The aim is to model and simulate macroscopic effects (such as phase transitions, internal stresses, segregations) with the aid of processes on micro- or mesoscopic scales by suitable linking of models on these scales and on the macroscopic scale.

Almost all of the models and simulations for distortion-relevant effects in the steels under consideration which are being examined by SFB 570 are based (at least in part) on phenomenological models concerning macroscopic quantities and properties. The processes and forces responsible for the majority of the effects, however, are on the much smaller scales of molecules, crystals or grains. The SFB Sub-project C4 will bring together and strengthen these activities in SFB 570 as well as accompanying them mathematically and providing support. The following illustrations present provisional results from numerical simulations. Figure 1 illustrates a small section of a layered material in which the austenite pearlite phase transition in the various layers occurs at different temperatures.
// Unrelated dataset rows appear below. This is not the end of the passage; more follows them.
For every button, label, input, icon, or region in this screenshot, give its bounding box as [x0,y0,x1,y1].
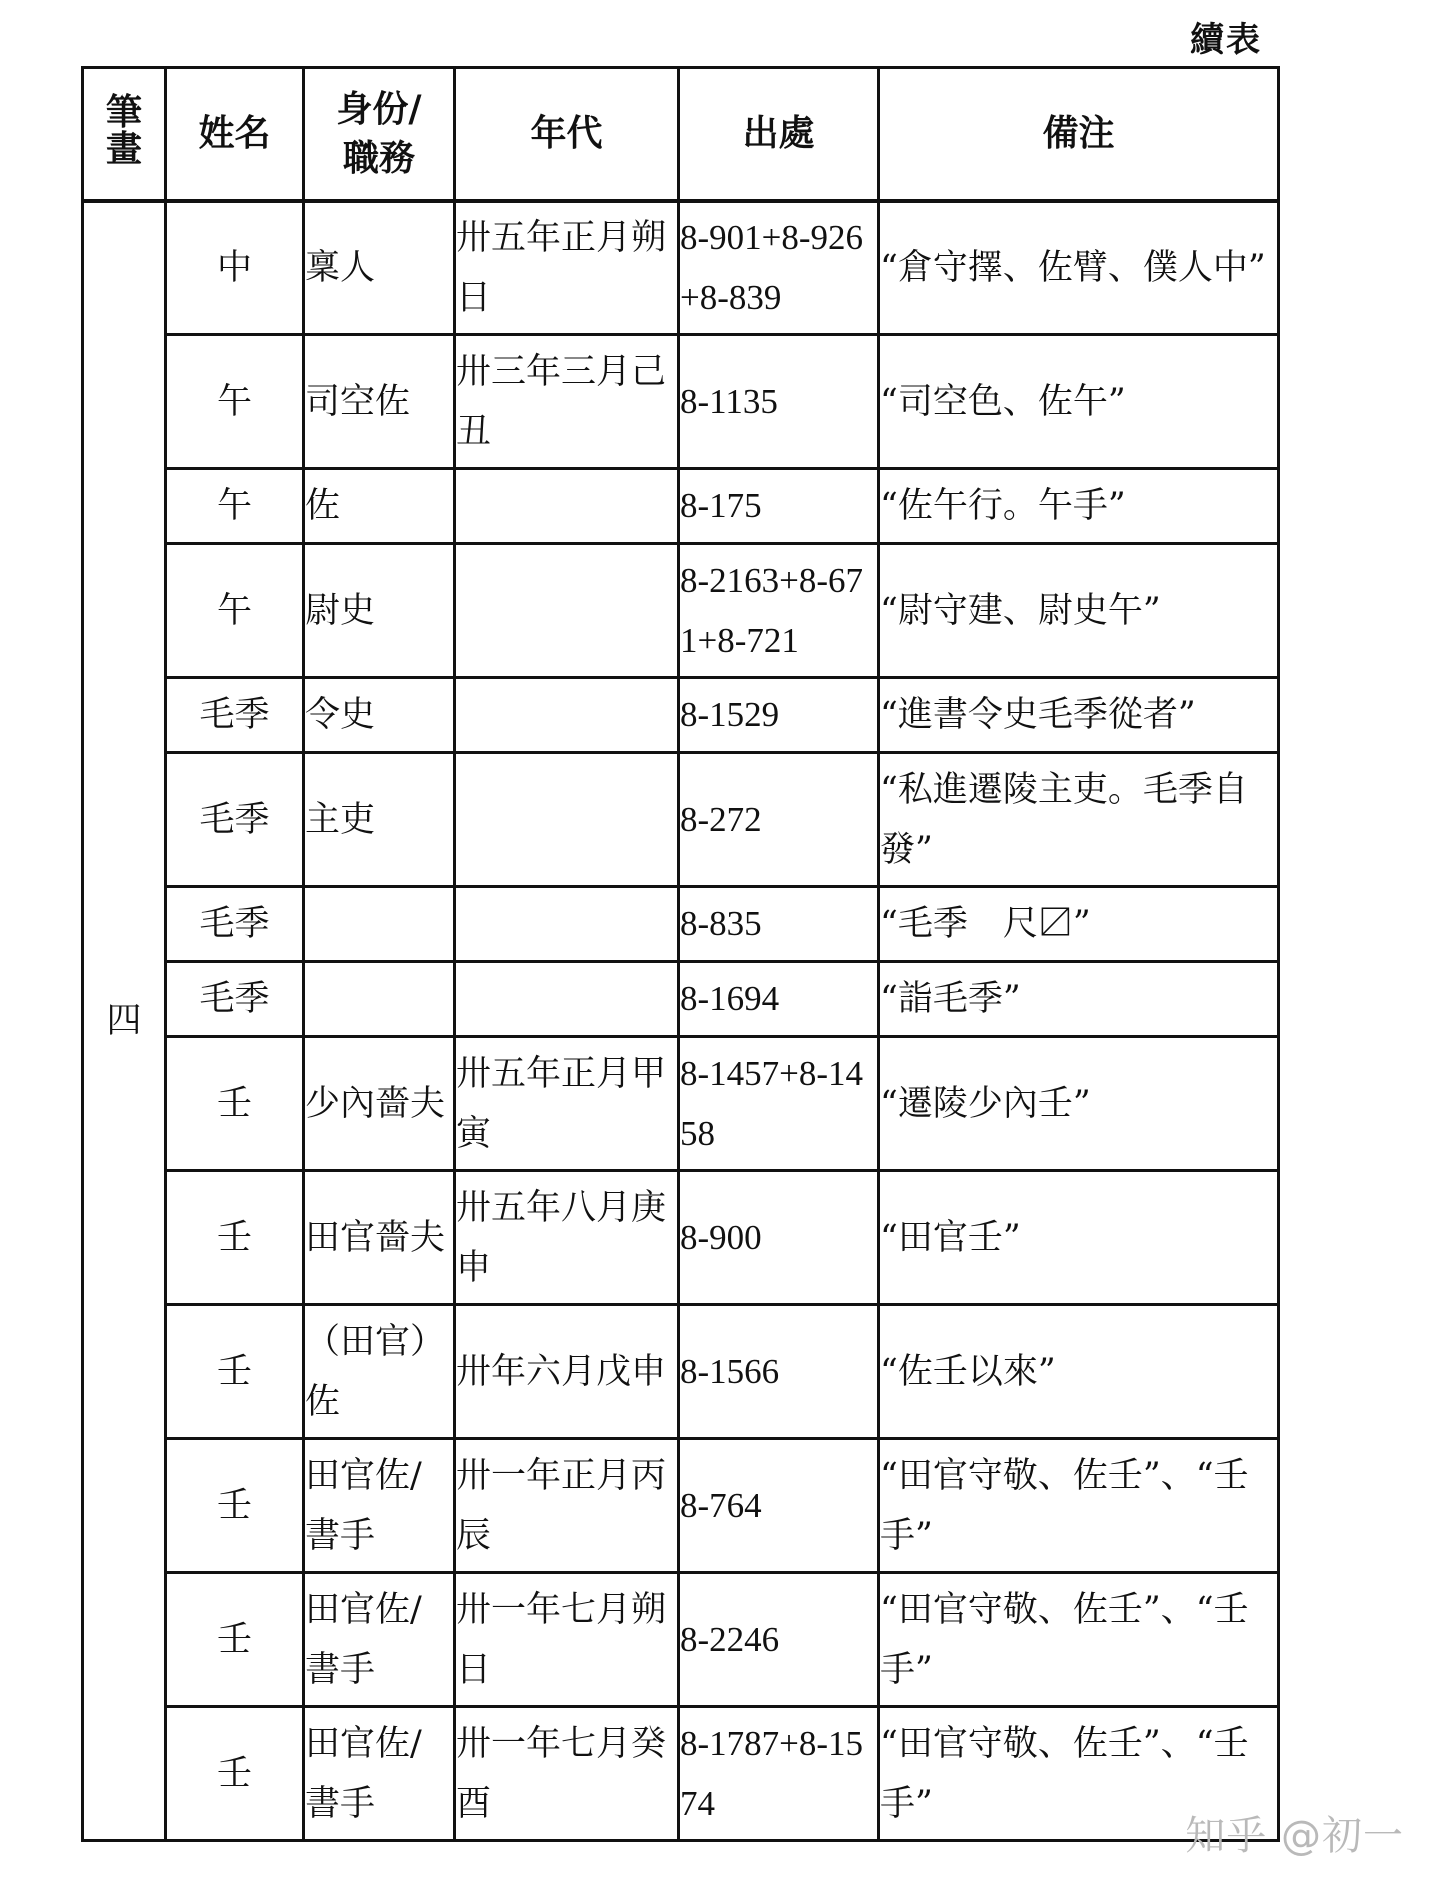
source-cell: 8-1135 [679,335,879,469]
source-cell: 8-1787+8-1574 [679,1707,879,1841]
source-cell: 8-1566 [679,1305,879,1439]
date-cell [455,544,679,678]
role-cell: 司空佐 [304,335,455,469]
name-cell: 毛季 [166,962,304,1037]
source-cell: 8-764 [679,1439,879,1573]
date-cell: 卅五年正月甲寅 [455,1037,679,1171]
name-cell: 午 [166,469,304,544]
table-row [83,1707,1279,1841]
role-cell: 尉史 [304,544,455,678]
header-role [304,68,455,201]
date-cell [455,887,679,962]
name-cell: 壬 [166,1171,304,1305]
table-row [83,201,1279,335]
note-cell: “司空色、佐午” [879,335,1279,469]
role-cell: 田官佐/書手 [304,1573,455,1707]
date-cell: 卅三年三月己丑 [455,335,679,469]
note-cell: “佐午行。午手” [879,469,1279,544]
name-cell: 毛季 [166,753,304,887]
table-row [83,962,1279,1037]
source-cell: 8-901+8-926+8-839 [679,201,879,335]
source-cell: 8-272 [679,753,879,887]
role-cell [304,887,455,962]
header-date: 年代 [455,68,679,201]
role-cell: 少內嗇夫 [304,1037,455,1171]
source-cell: 8-835 [679,887,879,962]
role-cell: 田官嗇夫 [304,1171,455,1305]
table-row [83,1171,1279,1305]
name-cell: 毛季 [166,887,304,962]
table-row [83,753,1279,887]
table-body [83,201,1279,1841]
role-cell: 稟人 [304,201,455,335]
table-row [83,1439,1279,1573]
date-cell: 卅五年八月庚申 [455,1171,679,1305]
name-cell: 壬 [166,1305,304,1439]
source-cell: 8-1529 [679,678,879,753]
note-cell: “遷陵少內壬” [879,1037,1279,1171]
watermark: 知乎 @初一 [1185,1813,1404,1859]
stroke-group-cell: 四 [83,201,166,1841]
source-cell: 8-2163+8-671+8-721 [679,544,879,678]
table-row [83,678,1279,753]
role-cell: 田官佐/書手 [304,1707,455,1841]
role-cell: 令史 [304,678,455,753]
source-cell: 8-1457+8-1458 [679,1037,879,1171]
role-cell: 主吏 [304,753,455,887]
source-cell: 8-2246 [679,1573,879,1707]
name-cell: 壬 [166,1439,304,1573]
note-cell: “倉守擇、佐臂、僕人中” [879,201,1279,335]
name-cell: 壬 [166,1037,304,1171]
date-cell: 卅年六月戊申 [455,1305,679,1439]
source-cell: 8-175 [679,469,879,544]
note-cell: “田官壬” [879,1171,1279,1305]
header-note: 備注 [879,68,1279,201]
name-cell: 午 [166,335,304,469]
note-cell: “田官守敬、佐壬”、“壬手” [879,1439,1279,1573]
table-row [83,1305,1279,1439]
name-cell: 壬 [166,1573,304,1707]
note-cell: “佐壬以來” [879,1305,1279,1439]
table-row [83,544,1279,678]
note-cell: “尉守建、尉史午” [879,544,1279,678]
name-cell: 壬 [166,1707,304,1841]
date-cell [455,753,679,887]
note-cell: “田官守敬、佐壬”、“壬手” [879,1707,1279,1841]
note-cell: “詣毛季” [879,962,1279,1037]
date-cell [455,962,679,1037]
name-cell: 午 [166,544,304,678]
date-cell: 卅一年正月丙辰 [455,1439,679,1573]
continued-table-label: 續表 [1190,20,1262,60]
table-row [83,335,1279,469]
role-cell [304,962,455,1037]
officials-table [81,66,1280,1842]
role-cell: （田官）佐 [304,1305,455,1439]
name-cell: 毛季 [166,678,304,753]
date-cell: 卅一年七月癸酉 [455,1707,679,1841]
header-stroke-label: 筆畫 [105,90,142,171]
note-cell: “田官守敬、佐壬”、“壬手” [879,1573,1279,1707]
table-header-row [83,68,1279,201]
header-source: 出處 [679,68,879,201]
note-cell: “私進遷陵主吏。毛季自發” [879,753,1279,887]
table-row [83,1573,1279,1707]
header-role-label: 身份/職務 [336,88,422,179]
date-cell [455,469,679,544]
source-cell: 8-1694 [679,962,879,1037]
date-cell: 卅五年正月朔日 [455,201,679,335]
note-cell: “毛季 尺〼” [879,887,1279,962]
header-name: 姓名 [166,68,304,201]
date-cell [455,678,679,753]
header-stroke [83,68,166,201]
role-cell: 田官佐/書手 [304,1439,455,1573]
name-cell: 中 [166,201,304,335]
date-cell: 卅一年七月朔日 [455,1573,679,1707]
table-row [83,469,1279,544]
role-cell: 佐 [304,469,455,544]
table-row [83,887,1279,962]
table-row [83,1037,1279,1171]
source-cell: 8-900 [679,1171,879,1305]
note-cell: “進書令史毛季從者” [879,678,1279,753]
This creates high internal stresses which lead via the TRIP effect to permanent anisotropic deformations of material samples.

Figure 2 illustrates a mesoscopic simulation of a solid-solid phase transition in a (simple) 2D grain geometry. A phase field model can take the local stresses into account and thus leads to a model for stress-dependent transformation behaviour.

The requisite time-dependent 3D computations, in particular, are extremely complex and require the computational resource of the cluster applied for to carry them out.